Bee Bee, at Mason's side, stood. “Hey. If
I
can get up, Lady Severance can get up too.” Then, catching Christina's glance, she sat down again.

“She says you should go without her,” Christina repeated to Mason.

“She told you this just now?”

Christina, her hands clasped neatly in front of the white half apron she wore over her black uniform, bent from the waist to lean in closer to him. Lowering her voice, she said, “No sir, last night.”


Last night?”

“Yes, sir. She asked me not to wake her this morning, just to tell you that you should go without her.” She stood upright, duty done.

Mason tapped his glass with a butter knife and announced, “Madam sends her regrets.”

Howie quit his pancake for a second and glanced quizzically at Jenny, who had listened, from her seat near her father's, to the entire exchange with Christina.

“Our mother,” she explained, with a small sigh and deliberate patience, “is going to stay home instead of coming on the boat with us.”

“Oh.” Howie picked up the maple syrup with two hands and poured some clumsily onto his plate. “Good. She can watch Hudson.”

Bee Bee tipped her head back and hooted.

Bee Bee demanded a sedan chair for the wade through the water to the boats, which were moored, canopies fluttering, in the bay. She had to make do with a hoisting hand each from Ned and Richard. She clutched her backside protectively as it was released. “Hold the smart remarks,” she said, lifting a warning finger to Ned.

Ned blew her a kiss and then saluted before wading back to shore to help with picnic things.

“Keep up the b.s., sailor,” she called after him. “It's part of your charm.”

Skipper rose effortlessly from the sea next to Bee Bee and, standing sure-footed in the boat, turned and put her arms out. Children and baskets of food and beach things were passed to her. Mason and Patsy and Richard and I got in one of the other boats with Howie.

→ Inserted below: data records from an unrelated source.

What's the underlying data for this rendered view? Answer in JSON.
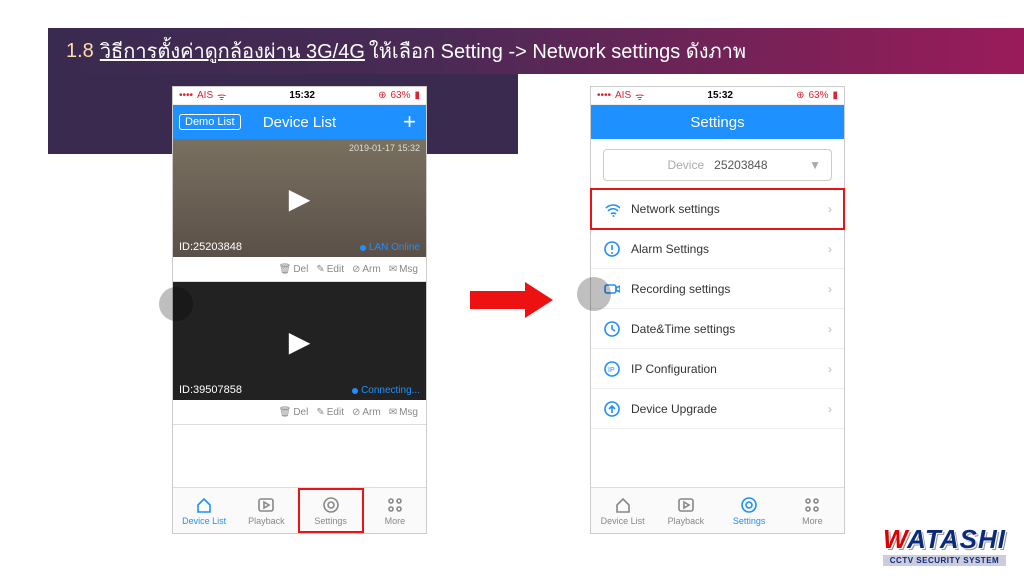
{
  "banner": {
    "step": "1.8",
    "underlined": "วิธีการตั้งค่าดูกล้องผ่าน 3G/4G",
    "rest": "ให้เลือก Setting -> Network settings ดังภาพ"
  },
  "statusbar": {
    "carrier": "AIS",
    "signal": "●●●●",
    "wifi": "⏚",
    "time": "15:32",
    "alarm": "⏰",
    "batt_pct": "63%"
  },
  "phone1": {
    "nav": {
      "back": "Demo List",
      "title": "Device List",
      "plus": "+"
    },
    "devices": [
      {
        "id_label": "ID:25203848",
        "timestamp": "2019-01-17 15:32",
        "status_text": "LAN Online",
        "status_class": "online"
      },
      {
        "id_label": "ID:39507858",
        "timestamp": "",
        "status_text": "Connecting...",
        "status_class": "connecting"
      }
    ],
    "actions": {
      "del": "Del",
      "edit": "Edit",
      "arm": "Arm",
      "msg": "Msg"
    }
  },
  "phone2": {
    "nav": {
      "title": "Settings"
    },
    "selector": {
      "label": "Device",
      "value": "25203848"
    },
    "rows": [
      {
        "icon": "wifi",
        "label": "Network settings",
        "highlight": true
      },
      {
        "icon": "alert",
        "label": "Alarm Settings",
        "highlight": false
      },
      {
        "icon": "camera",
        "label": "Recording settings",
        "highlight": false
      },
      {
        "icon": "clock",
        "label": "Date&Time settings",
        "highlight": false
      },
      {
        "icon": "ip",
        "label": "IP Configuration",
        "highlight": false
      },
      {
        "icon": "upgrade",
        "label": "Device Upgrade",
        "highlight": false
      }
    ]
  },
  "tabs": [
    {
      "key": "device",
      "label": "Device List",
      "icon": "home"
    },
    {
      "key": "playback",
      "label": "Playback",
      "icon": "play"
    },
    {
      "key": "settings",
      "label": "Settings",
      "icon": "gear"
    },
    {
      "key": "more",
      "label": "More",
      "icon": "more"
    }
  ],
  "logo": {
    "brand_w": "W",
    "brand_rest": "ATASHI",
    "tag": "CCTV SECURITY SYSTEM"
  }
}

“Give me Tallulah,” he shouted.

But Lesley, who was holding the dog, pretended not to hear. Tallulah, head poking from Lesley's clutch as Ned ferried them both through the glassy water, looked as she always did: petrified.

“It's okay, Tallulah,” Jenny called from her perch next to Bee Bee. “It's just a boat ride.” Then she squealed as the outboards started to cough and grabbed excitedly at Jessica.

“Keep still,” I called, but they didn't hear me. Their hair was already beginning to whip back from their faces.

When we rounded the bay and passed the wineglass rock, Mason leaned toward me, put an arm across my shoulders, and pointed to it. I nodded, as if acknowledging a minor pleasantry, and we exchanged a smile. When he took his arm away, I turned and lowered my hand into the froth of soft, salt spray.